Pour solutionner le problème à lui posé, Lapiro a proposé à Me Makembe de donner 03 litres de carburant aux conducteurs, sachant que le carburant était la raison pour laquelle le mot d’ordre de grève était lancé, histoire de les caresser dans le sens du poil et obtenir la sécurisation de la Spm. La proposition a été faite au domicile de M. Trigalaut, en présence de plusieurs personnes dont le commissaire de sécurité publique, Martien Assoa Assoa. Aujourd’hui, les proches de Ndinga Man se demandent comment les autorités n’ont pas pu l’interpeller à cet instant puisqu’ils étaient tout le temps ensemble, si les faits qui lui sont reprochés étaient vrais. Ils se demandent aussi pourquoi les sociétés désignées qui le connaissent bien ont préféré porter plainte contre inconnus, plutôt que contre lui.

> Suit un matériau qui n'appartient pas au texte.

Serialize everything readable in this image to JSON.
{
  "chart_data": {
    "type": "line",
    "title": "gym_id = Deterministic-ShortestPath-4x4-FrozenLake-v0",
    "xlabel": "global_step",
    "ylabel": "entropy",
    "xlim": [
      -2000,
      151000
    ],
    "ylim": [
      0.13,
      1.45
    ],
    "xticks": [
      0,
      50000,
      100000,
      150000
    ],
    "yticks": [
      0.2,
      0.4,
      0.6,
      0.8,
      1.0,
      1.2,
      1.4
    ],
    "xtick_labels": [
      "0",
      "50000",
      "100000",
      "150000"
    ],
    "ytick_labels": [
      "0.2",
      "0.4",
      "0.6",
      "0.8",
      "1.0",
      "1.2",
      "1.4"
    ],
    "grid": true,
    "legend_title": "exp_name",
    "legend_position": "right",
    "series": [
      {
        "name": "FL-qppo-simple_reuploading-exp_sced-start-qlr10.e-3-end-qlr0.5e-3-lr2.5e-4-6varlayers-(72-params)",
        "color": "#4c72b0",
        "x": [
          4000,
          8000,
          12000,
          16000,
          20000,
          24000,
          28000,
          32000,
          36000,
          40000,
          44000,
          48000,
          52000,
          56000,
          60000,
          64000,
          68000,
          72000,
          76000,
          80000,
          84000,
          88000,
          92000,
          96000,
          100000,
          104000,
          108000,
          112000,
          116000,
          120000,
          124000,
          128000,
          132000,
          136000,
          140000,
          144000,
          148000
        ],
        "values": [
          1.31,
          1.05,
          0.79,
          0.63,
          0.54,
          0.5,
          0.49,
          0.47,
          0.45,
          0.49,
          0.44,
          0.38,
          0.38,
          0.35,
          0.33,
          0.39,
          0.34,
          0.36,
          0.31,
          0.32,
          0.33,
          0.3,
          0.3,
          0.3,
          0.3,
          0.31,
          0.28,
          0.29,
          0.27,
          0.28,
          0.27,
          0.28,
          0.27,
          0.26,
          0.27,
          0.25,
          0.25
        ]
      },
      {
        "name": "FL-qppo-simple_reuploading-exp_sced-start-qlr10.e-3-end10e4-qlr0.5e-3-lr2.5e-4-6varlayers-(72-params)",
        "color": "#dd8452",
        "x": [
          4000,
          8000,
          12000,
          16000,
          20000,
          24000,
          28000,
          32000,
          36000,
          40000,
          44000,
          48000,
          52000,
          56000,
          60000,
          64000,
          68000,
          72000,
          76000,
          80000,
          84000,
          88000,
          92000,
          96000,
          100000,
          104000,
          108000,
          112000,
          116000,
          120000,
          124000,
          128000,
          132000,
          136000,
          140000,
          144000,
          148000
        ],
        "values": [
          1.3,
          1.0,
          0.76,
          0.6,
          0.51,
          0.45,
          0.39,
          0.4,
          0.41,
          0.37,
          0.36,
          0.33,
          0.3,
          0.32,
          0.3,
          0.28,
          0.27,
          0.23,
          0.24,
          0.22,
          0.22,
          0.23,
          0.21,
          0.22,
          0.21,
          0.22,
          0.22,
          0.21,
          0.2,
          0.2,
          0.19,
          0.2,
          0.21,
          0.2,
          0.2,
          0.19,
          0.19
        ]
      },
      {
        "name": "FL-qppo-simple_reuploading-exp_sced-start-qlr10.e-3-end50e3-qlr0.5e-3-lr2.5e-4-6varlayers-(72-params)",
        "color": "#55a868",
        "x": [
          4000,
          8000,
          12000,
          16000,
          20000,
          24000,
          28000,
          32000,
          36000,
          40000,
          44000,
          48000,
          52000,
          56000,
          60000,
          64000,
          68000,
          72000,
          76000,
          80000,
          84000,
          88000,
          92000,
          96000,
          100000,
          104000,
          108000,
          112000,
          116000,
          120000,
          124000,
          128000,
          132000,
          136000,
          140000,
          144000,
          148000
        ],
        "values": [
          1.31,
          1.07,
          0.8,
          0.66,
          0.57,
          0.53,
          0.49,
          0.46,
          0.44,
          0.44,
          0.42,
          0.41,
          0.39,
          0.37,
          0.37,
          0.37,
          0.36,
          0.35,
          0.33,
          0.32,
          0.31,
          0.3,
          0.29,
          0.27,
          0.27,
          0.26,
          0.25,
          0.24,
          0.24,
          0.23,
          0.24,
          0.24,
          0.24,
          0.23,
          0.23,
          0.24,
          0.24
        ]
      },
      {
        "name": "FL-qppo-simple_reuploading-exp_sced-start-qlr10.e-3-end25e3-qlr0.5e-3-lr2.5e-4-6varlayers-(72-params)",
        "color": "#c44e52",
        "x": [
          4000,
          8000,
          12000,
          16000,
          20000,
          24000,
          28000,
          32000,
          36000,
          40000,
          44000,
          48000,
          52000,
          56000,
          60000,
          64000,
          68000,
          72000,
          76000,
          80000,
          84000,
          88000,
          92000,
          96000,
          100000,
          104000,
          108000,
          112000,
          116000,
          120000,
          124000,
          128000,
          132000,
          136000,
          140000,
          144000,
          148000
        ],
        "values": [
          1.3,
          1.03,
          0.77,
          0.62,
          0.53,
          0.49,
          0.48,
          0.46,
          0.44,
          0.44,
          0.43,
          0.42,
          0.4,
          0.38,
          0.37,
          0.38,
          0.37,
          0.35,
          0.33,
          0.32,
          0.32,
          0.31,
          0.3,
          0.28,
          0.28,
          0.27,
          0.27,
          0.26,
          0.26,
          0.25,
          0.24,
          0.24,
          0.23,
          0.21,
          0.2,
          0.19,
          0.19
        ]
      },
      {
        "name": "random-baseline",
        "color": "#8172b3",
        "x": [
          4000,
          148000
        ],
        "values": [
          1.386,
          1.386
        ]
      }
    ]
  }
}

Leader d’opinion très connu, il bénéficiait de quelques privilèges dont les autorités contre lesquelles les populations se rebellaient ne pouvaient pas jouir. Sur une convocation du sous-préfet, il est sorti le 26 avec son véhicule, empruntant les rues du quartier, la nationale n°5 étant barricadée. Après avoir discuté avec le chef de terre, il a d’ailleurs dû le garer au commissariat pour le sécuriser. Le reste du temps, il est allé soit à pied, soit à moto là où le sous-préfet avait besoin de ses services de médiateur social, comme au lycée de Mbanga. C’est ainsi que certains services ont été épargnés. Quand les casseurs – en réalité des jeunes qui avaient peur que leurs images soient communiquées après – ont vu Lapiro filmer à la direction de la Spm, ces derniers l’ont copieusement menacé. Il a alors donné son caméscope au commandant de compagnie. Intimidé par des jeunes armés de gourdins, couteaux et machettes, le commandant a remis l’appareil qui, selon nos sources, a été immédiatement cassé.

Un dynamisme gênant pour certains

C’est clair, les proches de Lapiro soutiennent qu’il n’a pas demandé de l’argent à la Spm. Fils de feu Sandjo Blanchard, propriétaire terrien dont la Spm loue 120 hectares, Lapiro aurait plutôt tout intérêt à aider la Spm à sécuriser ses installations pour garantir les recettes du contrat de bail de sa famille. C’est probablement pour cela qu’il s’est retrouvé à la direction générale de Spm le 26 février. Sur les lieux, il a éteint un début d’incendie avec l’aide du moto taximan qui l’accompagnait. A en croire certains témoignages, s’il n’avait pas été sur les lieux, toute la direction serait partie en fumée. Les films faits par Lapiro, confesse-t-on, devaient servir le moment venu à la Spm pour retrouver les pilleurs et casseurs.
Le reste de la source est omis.